Only 7,928 have a ticker symbol at all. Those break down across exchanges like this:
| Filter | Count |
|---|---|
| All SEC company entities | 563,611 |
| With any ticker | 7,928 |
| Nasdaq | 3,372 |
| NYSE | 2,601 |
| OTC | 1,738 |
| CBOE | 16 |
| No exchange listed | 201 |
The OTC companies are a mix of penny stocks, foreign ADRs, and companies that were delisted from a major exchange. Depending on what you're building, you might want them or you might not. For most screening and research work, NYSE + Nasdaq (5,973 companies) is the practical universe.
from edgar.reference import get_companies_by_exchanges
# Major exchanges only
listed = get_companies_by_exchanges(['NYSE', 'Nasdaq'])

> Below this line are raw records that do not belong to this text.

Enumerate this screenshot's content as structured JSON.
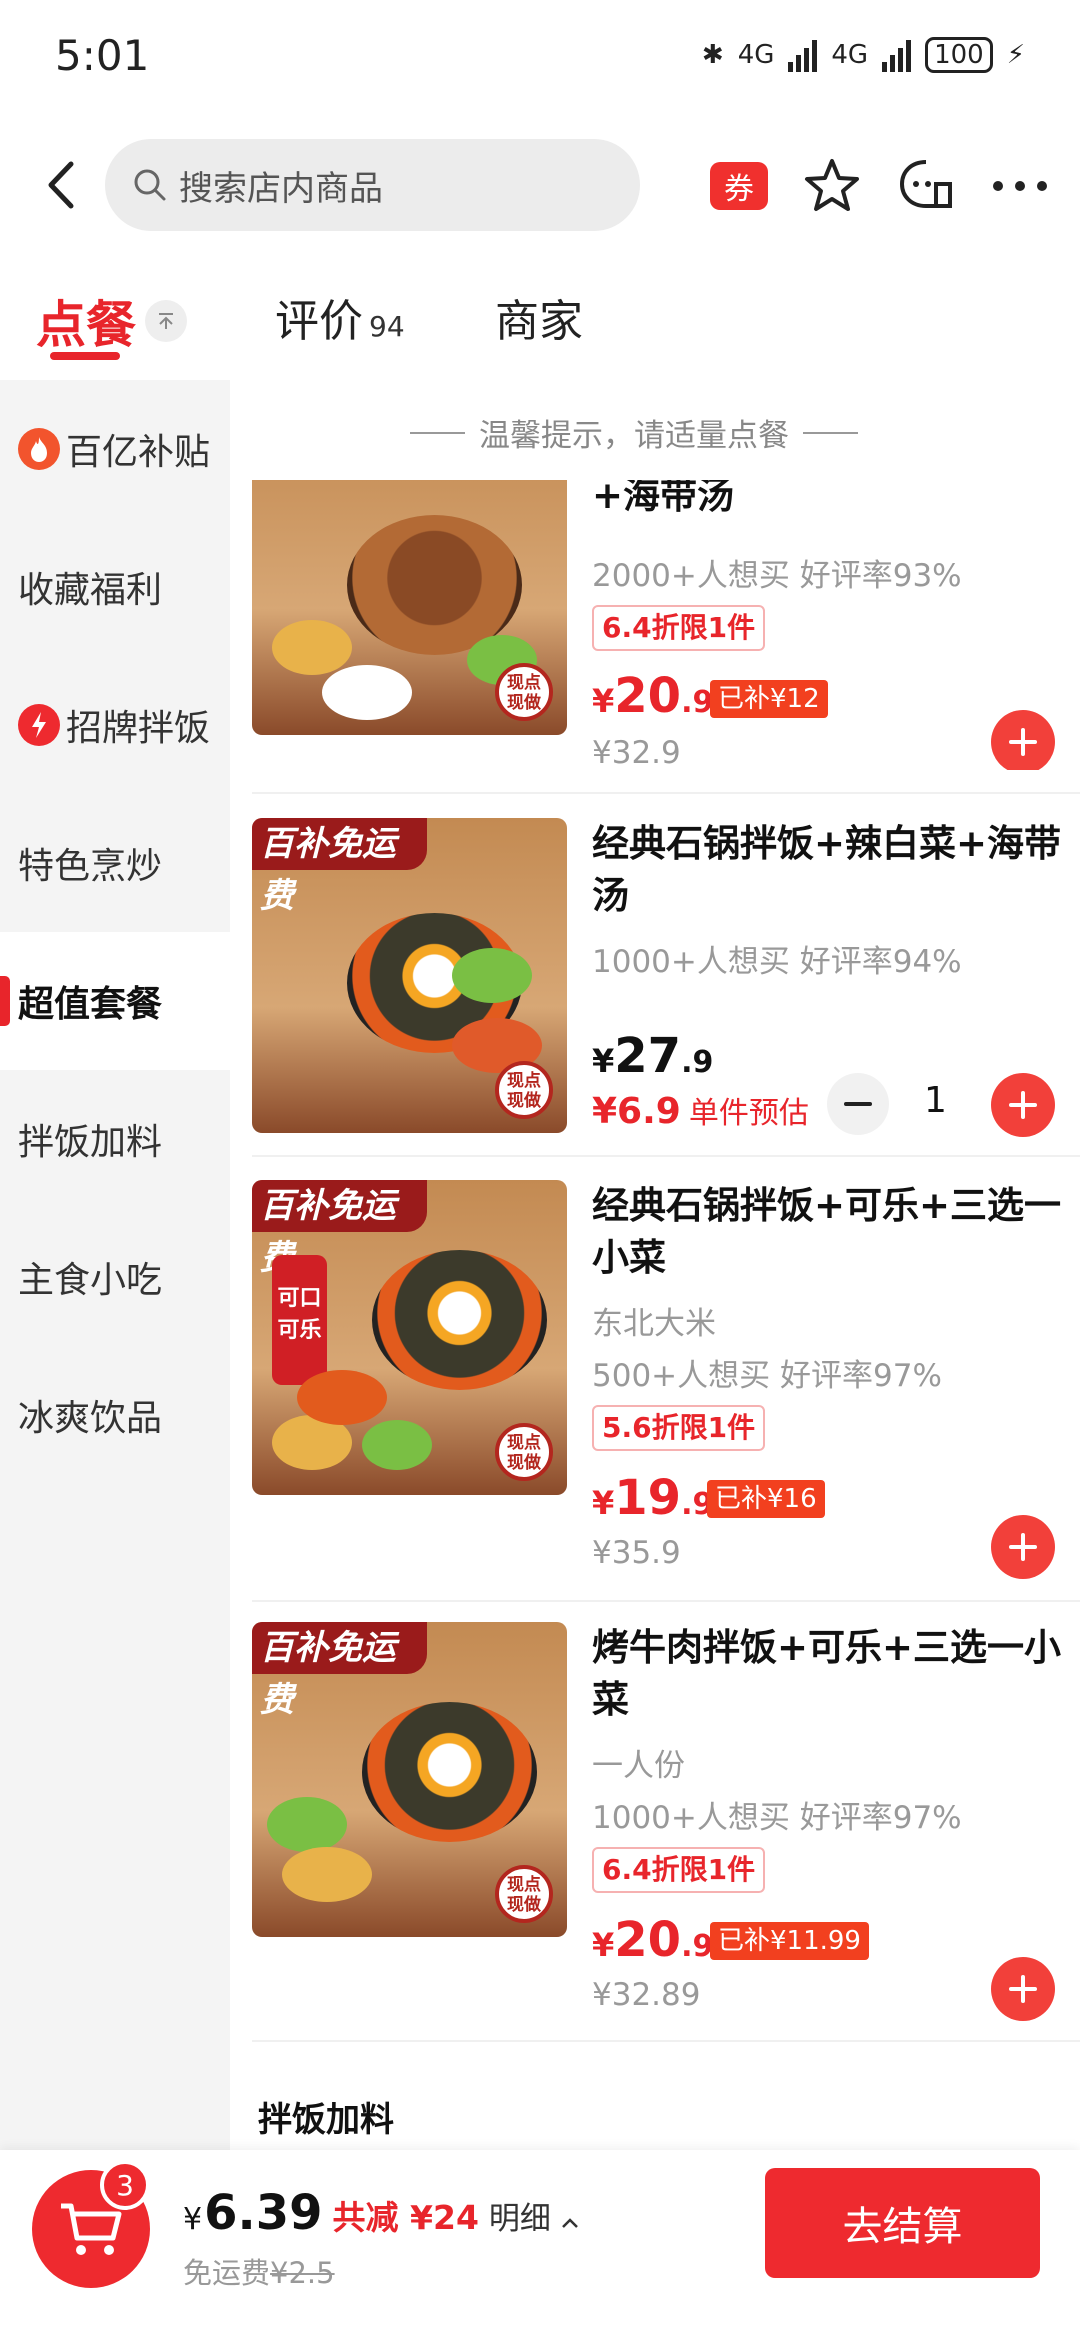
{
  "status_bar": {
    "time": "5:01",
    "network1": "4G",
    "network2": "4G",
    "battery": "100"
  },
  "header": {
    "search_placeholder": "搜索店内商品",
    "coupon_label": "券"
  },
  "tabs": [
    {
      "label": "点餐"
    },
    {
      "label": "评价",
      "count": "94"
    },
    {
      "label": "商家"
    }
  ],
  "sidebar": {
    "items": [
      {
        "label": "百亿补贴"
      },
      {
        "label": "收藏福利"
      },
      {
        "label": "招牌拌饭"
      },
      {
        "label": "特色烹炒"
      },
      {
        "label": "超值套餐"
      },
      {
        "label": "拌饭加料"
      },
      {
        "label": "主食小吃"
      },
      {
        "label": "冰爽饮品"
      }
    ]
  },
  "tip": "温馨提示，请适量点餐",
  "products": [
    {
      "title": "+海带汤",
      "sales": "2000+人想买 好评率93%",
      "discount": "6.4折限1件",
      "price_cur": "¥",
      "price_int": "20",
      "price_dec": ".9",
      "subsidy": "已补¥12",
      "orig": "¥32.9",
      "seal": "现点现做"
    },
    {
      "title": "经典石锅拌饭+辣白菜+海带汤",
      "sales": "1000+人想买 好评率94%",
      "banner": "百补免运费",
      "price_cur": "¥",
      "price_int": "27",
      "price_dec": ".9",
      "est_value": "¥6.9",
      "est_label": "单件预估",
      "qty": "1",
      "seal": "现点现做"
    },
    {
      "title": "经典石锅拌饭+可乐+三选一小菜",
      "desc": "东北大米",
      "sales": "500+人想买 好评率97%",
      "banner": "百补免运费",
      "can_label": "可口可乐",
      "discount": "5.6折限1件",
      "price_cur": "¥",
      "price_int": "19",
      "price_dec": ".9",
      "subsidy": "已补¥16",
      "orig": "¥35.9",
      "seal": "现点现做"
    },
    {
      "title": "烤牛肉拌饭+可乐+三选一小菜",
      "desc": "一人份",
      "sales": "1000+人想买 好评率97%",
      "banner": "百补免运费",
      "discount": "6.4折限1件",
      "price_cur": "¥",
      "price_int": "20",
      "price_dec": ".9",
      "subsidy": "已补¥11.99",
      "orig": "¥32.89",
      "seal": "现点现做"
    }
  ],
  "section_title": "拌饭加料",
  "cart": {
    "badge": "3",
    "total_cur": "¥",
    "total_value": "6.39",
    "cut": "共减 ¥24",
    "detail": "明细",
    "free_ship": "免运费",
    "ship_orig": "¥2.5",
    "checkout": "去结算"
  }
}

print(len(listed)) # ~5,973
# Include OTC
all_traded = get_companies_by_exchanges(['NYSE', 'Nasdaq', 'OTC'])
print(len(all_traded)) # ~7,711Classifying SEC Entities: 12 Business Categories
Even within those ~8,000 companies with tickers, you can't treat them all the same. The SEC assigns every entity a type (operating, investment, or other), but it's not much help for classification. A quarter of listed companies end up as "other," including real pharma and software companies. And a quarter of what the SEC calls "operating" is actually asset-backed securities vehicles. The labels were never designed for analytical use.
EdgarTools classifies every SEC company into one of 12 business categories using multiple signals: SIC codes first, then SEC form types, then name patterns. Each layer catches what the previous one missed.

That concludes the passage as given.